What do you get when you take a classic, man-on-a-mission World War II movie and mix it up with a zombie castle movie? You get Overlord, one of the year’s most enjoyable thrill rides.

OVERLORD: J.J. Abrams Presents…

The plot is pretty simple, a group of paratroopers fresh out of boot camp is sent on an air mission to France. The objective: take out a tower so our planes can get through in time for D-Day. After their plane is shot down, the surviving soldiers (from twenty men to a meager group of five) take shelter in a young woman’s home in Nazi-occupied France and plan their attack, only to discover that something is brewing under the tower. The Nazis are making Zombies.

Overlord comes courtesy of director Julius Avery and writers Billy Ray and Mark L Smith, but the real name on the docket that everyone was paying attention to was producer J.J. Abrams. Abrams is something of a controversial figure at the moment. I think it is safe to say that his Mystery Box formula to filmmaking has garnered as much derision as love in recent years. His determination to keep plots, and sometimes entire productions under wraps (see 10 Cloverfield Lane) has led to mixed results. You can either get the very good Cloverfield or the very bad The Cloverfield Paradox. And for weeks leading up to the release of this movie, all I heard people say about this film is “yeah, the trailer looks good, but what if it’s another Cloverfield movie?”

Let’s get this out of the way, pronto. Overlord is not a Cloverfield sequel. Thank GOD. Don’t get me wrong, I thought Cloverfield was great (though not as great as the marketing around it) and 10 Cloverfield Lane was a neat little thriller, even if its tenuous connection to the original film was the worst part about it. I didn’t see The Cloverfield Paradox, but by all accounts it is terrible. I like J.J. Abrams and Bad Robot and I even like Cloverfield but I don’t need every original sci-fi or thriller movie Bad Robot makes to be set in the “Cloververse.”
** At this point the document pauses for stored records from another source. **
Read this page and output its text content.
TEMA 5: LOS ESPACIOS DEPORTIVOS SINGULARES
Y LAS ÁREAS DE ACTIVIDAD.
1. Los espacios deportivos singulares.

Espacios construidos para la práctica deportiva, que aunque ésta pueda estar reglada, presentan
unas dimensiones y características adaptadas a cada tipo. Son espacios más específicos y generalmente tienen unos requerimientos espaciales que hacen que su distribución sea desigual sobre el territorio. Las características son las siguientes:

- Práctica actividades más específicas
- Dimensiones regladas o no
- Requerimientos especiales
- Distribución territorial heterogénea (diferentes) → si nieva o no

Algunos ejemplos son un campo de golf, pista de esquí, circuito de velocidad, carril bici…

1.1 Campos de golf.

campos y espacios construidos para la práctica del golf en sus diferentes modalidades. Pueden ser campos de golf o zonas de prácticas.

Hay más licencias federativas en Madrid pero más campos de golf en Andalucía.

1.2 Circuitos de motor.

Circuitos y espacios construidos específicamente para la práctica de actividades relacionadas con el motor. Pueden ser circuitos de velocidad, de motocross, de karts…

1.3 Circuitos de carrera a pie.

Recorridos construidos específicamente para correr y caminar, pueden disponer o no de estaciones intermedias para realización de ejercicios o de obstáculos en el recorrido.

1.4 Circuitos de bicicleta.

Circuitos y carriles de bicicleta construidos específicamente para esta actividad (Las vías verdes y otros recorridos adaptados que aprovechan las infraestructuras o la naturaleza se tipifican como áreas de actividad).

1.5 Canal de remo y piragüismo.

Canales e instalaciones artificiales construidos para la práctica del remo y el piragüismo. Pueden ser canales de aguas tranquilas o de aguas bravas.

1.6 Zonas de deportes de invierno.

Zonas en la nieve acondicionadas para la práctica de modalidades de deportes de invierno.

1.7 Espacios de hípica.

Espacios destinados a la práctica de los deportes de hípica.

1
So you can imagine my relief when I found out that Overlord has nothing to do with Cloverfield and is instead a tight war film that packs a predictable, but thoroughly enjoyable punch.

Let’s Punch Some Nazis

Overlord is the best kind of genre picture, one that understands exactly what it is and executes it with aplomb. It understands the aesthetic of the World War II film and embraces it in the same way that Quentin Tarantino did with Inglourious Basterds. And importantly, it understands what so many other films of its ilk do not. You can only get so far with Nazi shoot ’em up action. Instead, the film cleverly plays its cards close to the chest. The majority of the film involves the characters sneaking around, hiding in attics, and trying not to be seen or heard.

In many ways, this feels like Band of Brothers or any other WWII movie you’ve seen before. Is there a handsome young man who has never seen combat? Yup. How about a grizzled soldier who has seen it all before but needs to regain his heart? Yeah! What about a Nazi who is a sexual harassment creep? Oh, you bet! Is there a soldier who tells you all about what he’s going to do at home before he bites it? Of course there is. Can we get a Nazi henchman who gets killed in an over the top and wildly satisfying fashion? Oh, just you wait! Some friends become enemies, some enemies become friends. There is a particular relationship between a New York Jewish wisecracking soldier (because of course there is) and a little French boy with a baseball that had the audience cracking up. It hits all the beats you’re expecting to see. The point is that it hits them well.

Last Word On Overlord

Overlord is the kind of movie we don’t see Hollywood make often enough, the elusive mid-budget movie. The 30-80 million dollar movie is disappearing, evaporating in the cinematic desert. In its place are films that scrape by with their independent budgets, or the bloated 200 million fare that has become more and more prominent in the blockbuster era.

Overlord exists in defiance of that notion. It has enough money to be big, not enough to be massive, and it uses its time and money in a way that is 100 percent effective.

What makes Overlord so refreshing is that it has absolutely no pretense. It has one goal and one goal only: make a straightforward World War II Zombie movie and make it good. And it pulls it off.

The cast and crew have made a smart thriller, one that manages to glean more tension than flat out scares, but when it’s time for the move to turn goofy and gory, boy does it turn goofy and gory. If there is any justice in the world, this movie will be nominated for best makeup. It is simply too awesome to be ignored.

This might be a movie you would enjoy seeing on a plane, but then you wouldn’t get to see it with a crowd of people, all pumping their fists and making chef hands. You know, the thing where the chef kisses his fingers and goes “MWAH!” The last thirty minutes of the movie is basically that non-stop.

Sure, to some extent this movie is empty calories but its empty calories that are with such craft that you might as well enjoy it.